On a personal level, I am not a fan of Facebook. I left the platform 5 years ago and I haven’t felt a void in my life because of that. I think the idea of the platform is great but it was useless and a waste of time. Once I started this blog, however, I decided to go back and create a page for The Daily Viper. Now, I am not a news source or a news website. Roaming through political thought and political news is my hobby and I very much enjoy sharing my opinion with the world on things that I read throughout the day, or watch on Youtube. That being said, The Daily Viper page got deleted without any notice or explanation. Good thing I didn’t care that much about the deletion of the page itself, so I didn’t lose a lot of sleep crying into my pillow about it. But it is telling and it is disturbing that the company obviously doesn’t want people to make their own decisions and trust their own judgment as to whose content they want to read and whom they want to follow. Instead, the company prefers to engineer your choices and tell you whom you should trust and follow, and control how much access you have to what information.
Now, the libertarian standpoint would be that these giant tech companies are private entities and they could do whatever they want. In principle, that is true. And from a conservative standpoint, I am not warm to the idea of the government regulating these private entities to the point where unelected bureaucrats become the Goliath in the room and they take up the torch of deciding whose voice is to be heard and who should be unpersoned. But when you have these powerful tech monopolies like Google, Facebook, and Twitter who have taken over both out personal and professional lives, who act like publishers even though they claim they are just platforms for people to connect, who attempt to shape the national opinion, and have the backroom power to curate the information that reaches you and suppress that, which they deem fake, hateful, or offensive, we are talking about a completely different company with different responsibilities and different rules.
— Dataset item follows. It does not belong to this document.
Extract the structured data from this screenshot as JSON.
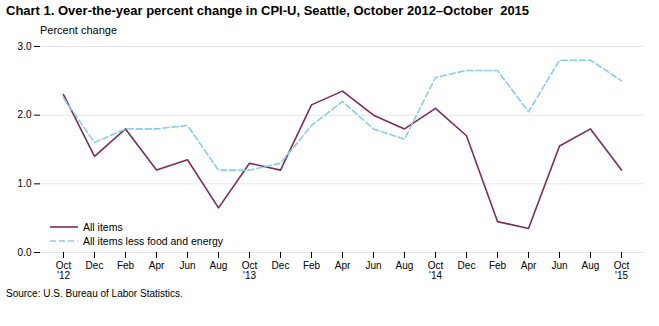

When, for our day to day lives, we rely on these companies to the extent that we do today, we should be talking about accountability and transparency, and right now these are virtually nonexistent.
It should be clear to everyone with a moral compass that death threats, doxxing, and terrorism have no place on a social platform and shouldn’t be tolerated. And neither are they tolerated in real life. But censoring people’s speech and opinion is a very slippery slope, and if you call yourself the “global town square,” like Twitter does, you should act like the global town square and let the town people decide what they want to see, hear, or talk about on the square. Be transparent. Be honest. And if you don’t want conservatives on your platform, grow a pair and just say so.